The pumps look a little later.
The owner was no doubt an interesting old codger. He has maintained a 30 year old car and it looks like it has been well used.
2 more payments and it's mine. or; put a dollar's worth of gas in it and that's all its gonna' git fer a week.
Wow that car is almost beat to death!!
Takes a lickin' and keeps on tickin'
I thought Jed Clampett had an Olds.
Can anyone identify the license plate ? I'd guess the photo was taken in the early '50s. I remember seeing the occasional "beater" about like this T, driven by old fellows like him who were likely near fifty before they traded a team for an auty-mo-beel ! (they were usually Model As though).
And a large person has undoubtedly sat on every fender. The right rear fender bracket is horribly bent but check out the heavy strap metal added to support that fender...Ha!
New ('90's) Colonial grain material on my "outdoors" Runabout is shown after 15 years and 20 years after light hail. I suspect the original top lasted about that long if the car was kept outside. His canvas repairs would have needed to be renewed every few years. I agree with Rich B. and '50s.
The Indian Refining Company was an American oil company in operation from the first decade of the 1900s to April 2, 1943. It was bought by the Texas Company in 1931. It had an oil refinery based in Lawrenceville, Illinois. Indian Refining patented the first "wax free" oil under the Havoline brand. The chemists at the Lawrenceville, Illinois refinery developed the wax free motor oil which led to an Indian Refining patent. The Texas Company (TEXACO) acquired Indian Refining in 1931 primarily to access the formulation for wax free motor oil, which was developed and is currently the standard for all conventional motor oils throughout the world. wikipedia
He probably carried feed or hay bales on those fenders. A Texas tag, I do believe.
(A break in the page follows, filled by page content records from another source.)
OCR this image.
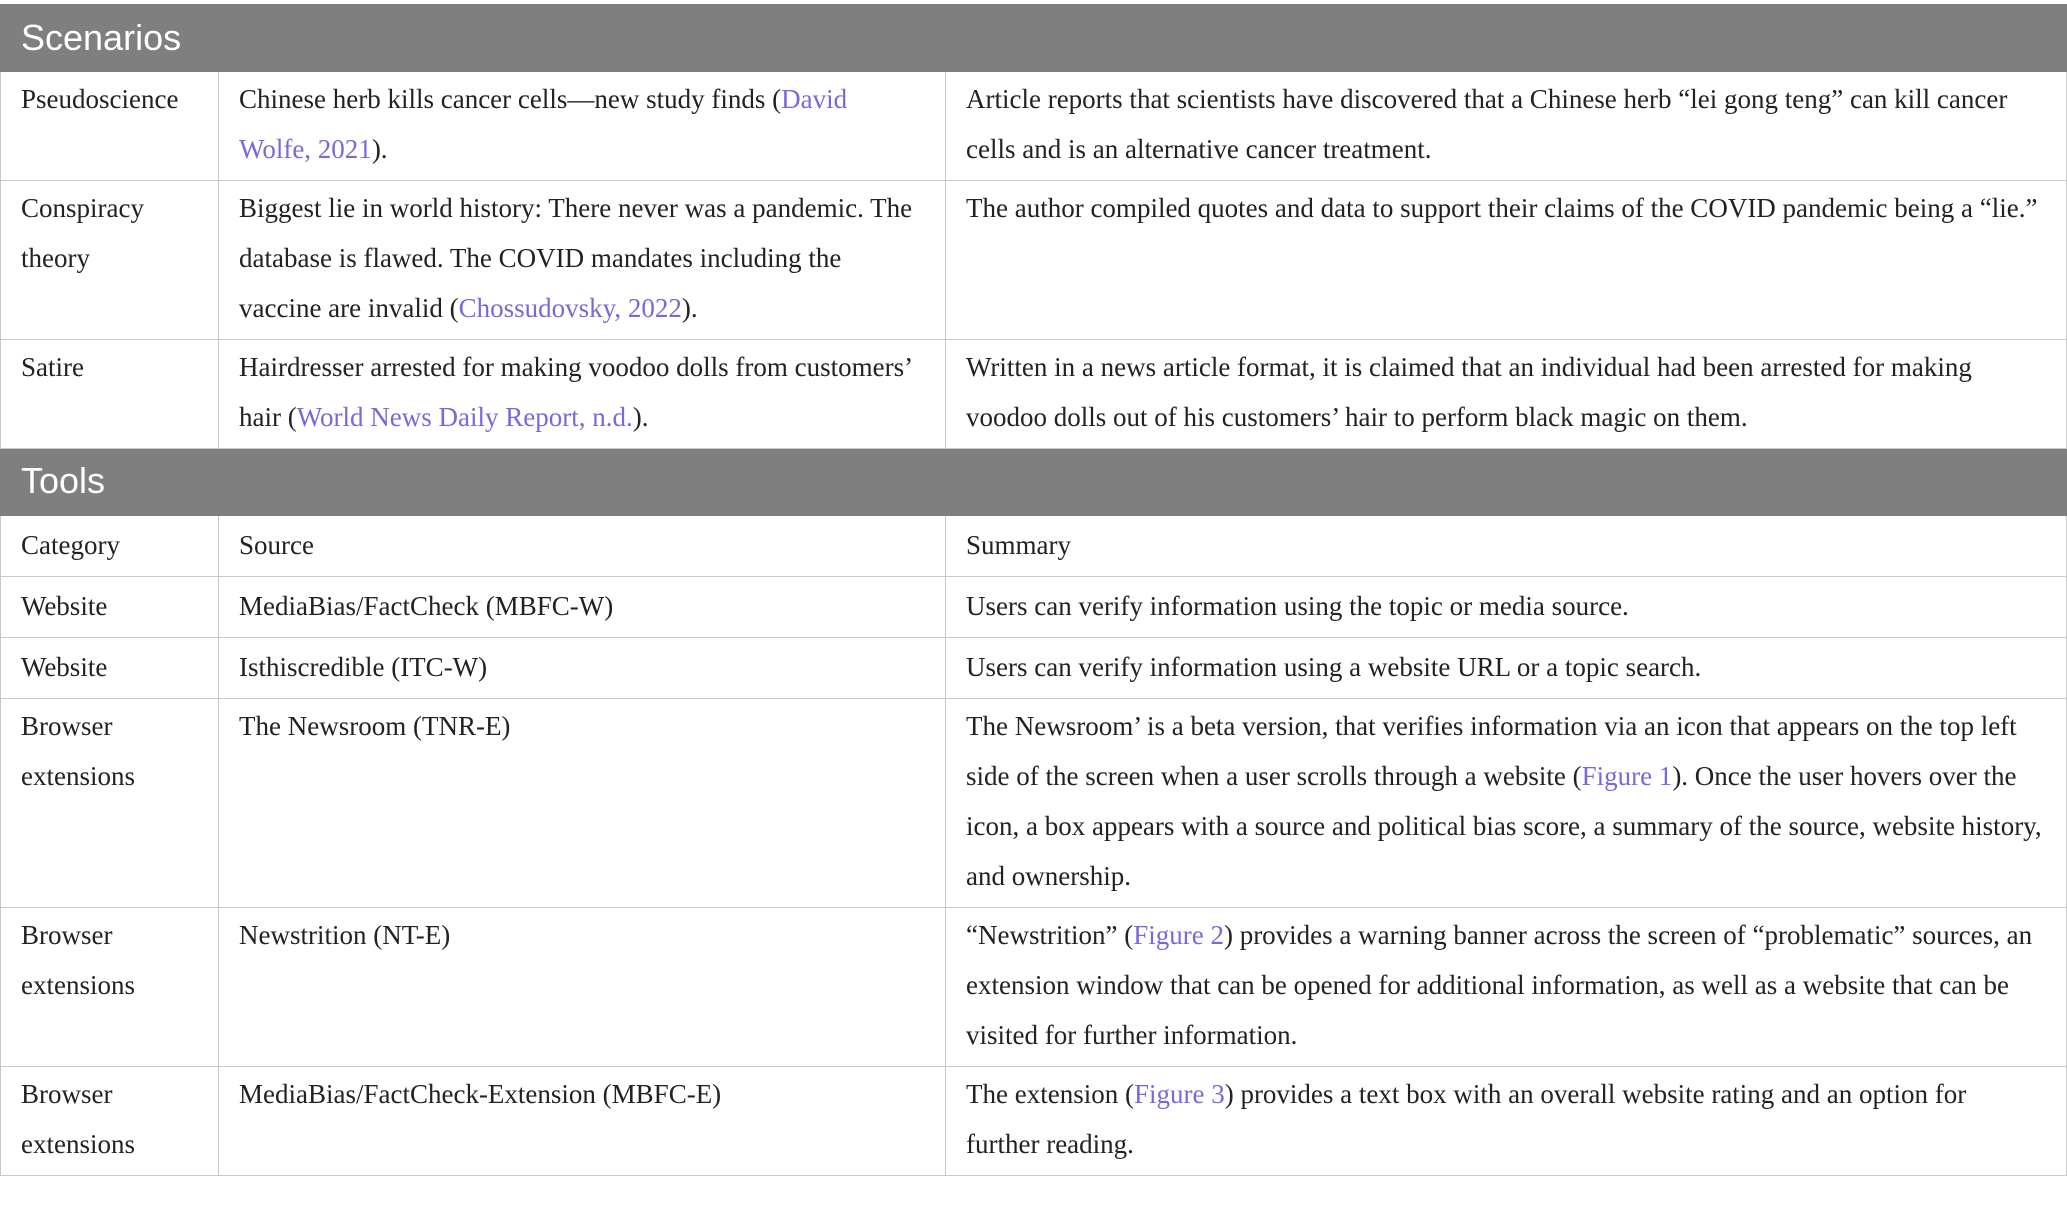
Scenarios		
Pseudoscience	Chinese herb kills cancer cells—new study finds (David Wolfe, 2021).	Article reports that scientists have discovered that a Chinese herb “lei gong teng” can kill cancer cells and is an alternative cancer treatment.
Conspiracy theory	Biggest lie in world history: There never was a pandemic. The database is flawed. The COVID mandates including the vaccine are invalid (Chossudovsky, 2022).	The author compiled quotes and data to support their claims of the COVID pandemic being a “lie.”
Satire	Hairdresser arrested for making voodoo dolls from customers’ hair (World News Daily Report, n.d.).	Written in a news article format, it is claimed that an individual had been arrested for making voodoo dolls out of his customers’ hair to perform black magic on them.
Tools		
Category	Source	Summary
Website	MediaBias/FactCheck (MBFC-W)	Users can verify information using the topic or media source.
Website	Isthiscredible (ITC-W)	Users can verify information using a website URL or a topic search.
Browser extensions	The Newsroom (TNR-E)	The Newsroom’ is a beta version, that verifies information via an icon that appears on the top left side of the screen when a user scrolls through a website (Figure 1). Once the user hovers over the icon, a box appears with a source and political bias score, a summary of the source, website history, and ownership.
Browser extensions	Newstrition (NT-E)	“Newstrition” (Figure 2) provides a warning banner across the screen of “problematic” sources, an extension window that can be opened for additional information, as well as a website that can be visited for further information.
Browser extensions	MediaBias/FactCheck-Extension (MBFC-E)	The extension (Figure 3) provides a text box with an overall website rating and an option for further reading.
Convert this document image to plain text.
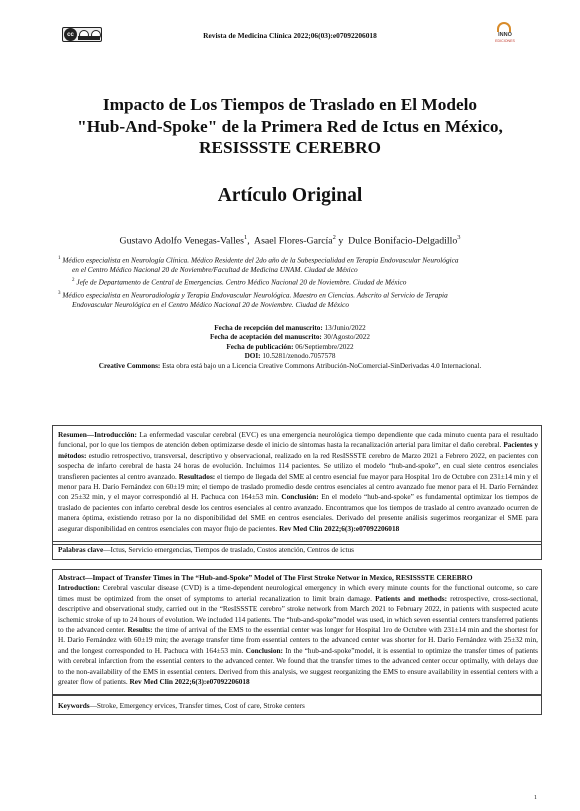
cc	Revista de Medicina Clínica 2022;06(03):e07092206018	INNO
EDICIONES
Impacto de Los Tiempos de Traslado en El Modelo
"Hub-And-Spoke" de la Primera Red de Ictus en México,
RESISSSTE CEREBRO
Artículo Original
Gustavo Adolfo Venegas-Valles$^1$,  Asael Flores-García$^2$ y  Dulce Bonifacio-Delgadillo$^3$
$^1$ Médico especialista en Neurología Clínica. Médico Residente del 2do año de la Subespecialidad en Terapia Endovascular Neurológica
en el Centro Médico Nacional 20 de Noviembre/Facultad de Medicina UNAM. Ciudad de México
$^2$ Jefe de Departamento de Central de Emergencias. Centro Médico Nacional 20 de Noviembre. Ciudad de México
$^3$ Médico especialista en Neuroradiología y Terapia Endovascular Neurológica. Maestro en Ciencias. Adscrito al Servicio de Terapia
Endovascular Neurológica en el Centro Médico Nacional 20 de Noviembre. Ciudad de México
Fecha de recepción del manuscrito: 13/Junio/2022
Fecha de aceptación del manuscrito: 30/Agosto/2022
Fecha de publicación: 06/Septiembre/2022
DOI: 10.5281/zenodo.7057578
Creative Commons: Esta obra está bajo un a Licencia Creative Commons Atribución-NoComercial-SinDerivadas 4.0 Internacional.
Resumen—Introducción: La enfermedad vascular cerebral (EVC) es una emergencia neurológica tiempo dependiente que cada minuto cuenta para el resultado funcional, por lo que los tiempos de atención deben optimizarse desde el inicio de síntomas hasta la recanalización arterial para limitar el daño cerebral. Pacientes y métodos: estudio retrospectivo, transversal, descriptivo y observacional, realizado en la red ResISSSTE cerebro de Marzo 2021 a Febrero 2022, en pacientes con sospecha de infarto cerebral de hasta 24 horas de evolución. Incluimos 114 pacientes. Se utilizo el modelo “hub-and-spoke”, en cual siete centros esenciales transfieren pacientes al centro avanzado. Resultados: el tiempo de llegada del SME al centro esencial fue mayor para Hospital 1ro de Octubre con 231±14 min y el menor para H. Darío Fernández con 60±19 min; el tiempo de traslado promedio desde centros esenciales al centro avanzado fue menor para el H. Darío Fernández con 25±32 min, y el mayor correspondió al H. Pachuca con 164±53 min. Conclusión: En el modelo “hub-and-spoke” es fundamental optimizar los tiempos de traslado de pacientes con infarto cerebral desde los centros esenciales al centro avanzado. Encontramos que los tiempos de traslado al centro avanzado ocurren de manera óptima, existiendo retraso por la no disponibilidad del SME en centros esenciales. Derivado del presente análisis sugerimos reorganizar el SME para asegurar disponibilidad en centros esenciales con mayor flujo de pacientes. Rev Med Clin 2022;6(3):e07092206018
Palabras clave—Ictus, Servicio emergencias, Tiempos de traslado, Costos atención, Centros de ictus
Abstract—Impact of Transfer Times in The “Hub-and-Spoke” Model of The First Stroke Networ in Mexico, RESISSSTE CEREBRO
Introduction: Cerebral vascular disease (CVD) is a time-dependent neurological emergency in which every minute counts for the functional outcome, so care times must be optimized from the onset of symptoms to arterial recanalization to limit brain damage. Patients and methods: retrospective, cross-sectional, descriptive and observational study, carried out in the “ResISSSTE cerebro” stroke network from March 2021 to February 2022, in patients with suspected acute ischemic stroke of up to 24 hours of evolution. We included 114 patients. The “hub-and-spoke”model was used, in which seven essential centers transferred patients to the advanced center. Results: the time of arrival of the EMS to the essential center was longer for Hospital 1ro de Octubre with 231±14 min and the shortest for H. Darío Fernández with 60±19 min; the average transfer time from essential centers to the advanced center was shorter for H. Darío Fernández with 25±32 min, and the longest corresponded to H. Pachuca with 164±53 min. Conclusion: In the “hub-and-spoke”model, it is essential to optimize the transfer times of patients with cerebral infarction from the essential centers to the advanced center. We found that the transfer times to the advanced center occur optimally, with delays due to the non-availability of the EMS in essential centers. Derived from this analysis, we suggest reorganizing the EMS to ensure availability in essential centers with a greater flow of patients. Rev Med Clin 2022;6(3):e07092206018
Keywords—Stroke, Emergency ervices, Transfer times, Cost of care, Stroke centers
1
I saw many an old geezer in town off the ranches when I was growing up in Burkburnett, Texas in the 50's.
got one of them pumps to. charley
That photo was posted a while back on the "Traces of Texas" page on Facebook.
I believe it was from 1939 near San Augustine, TX
Goes to show that Model T's would keep going to the very last. First the body then the engine. A little later they sometimes became a trailer. Wouldn't be surprised if thats what happened to this one.
The colonial grain that was used for years, and I guess it's still available, has been replaced by Turf Grain, which has a high gloss, and is the material Classtique uses. It's not the same as the original Ford grain, but is quite close.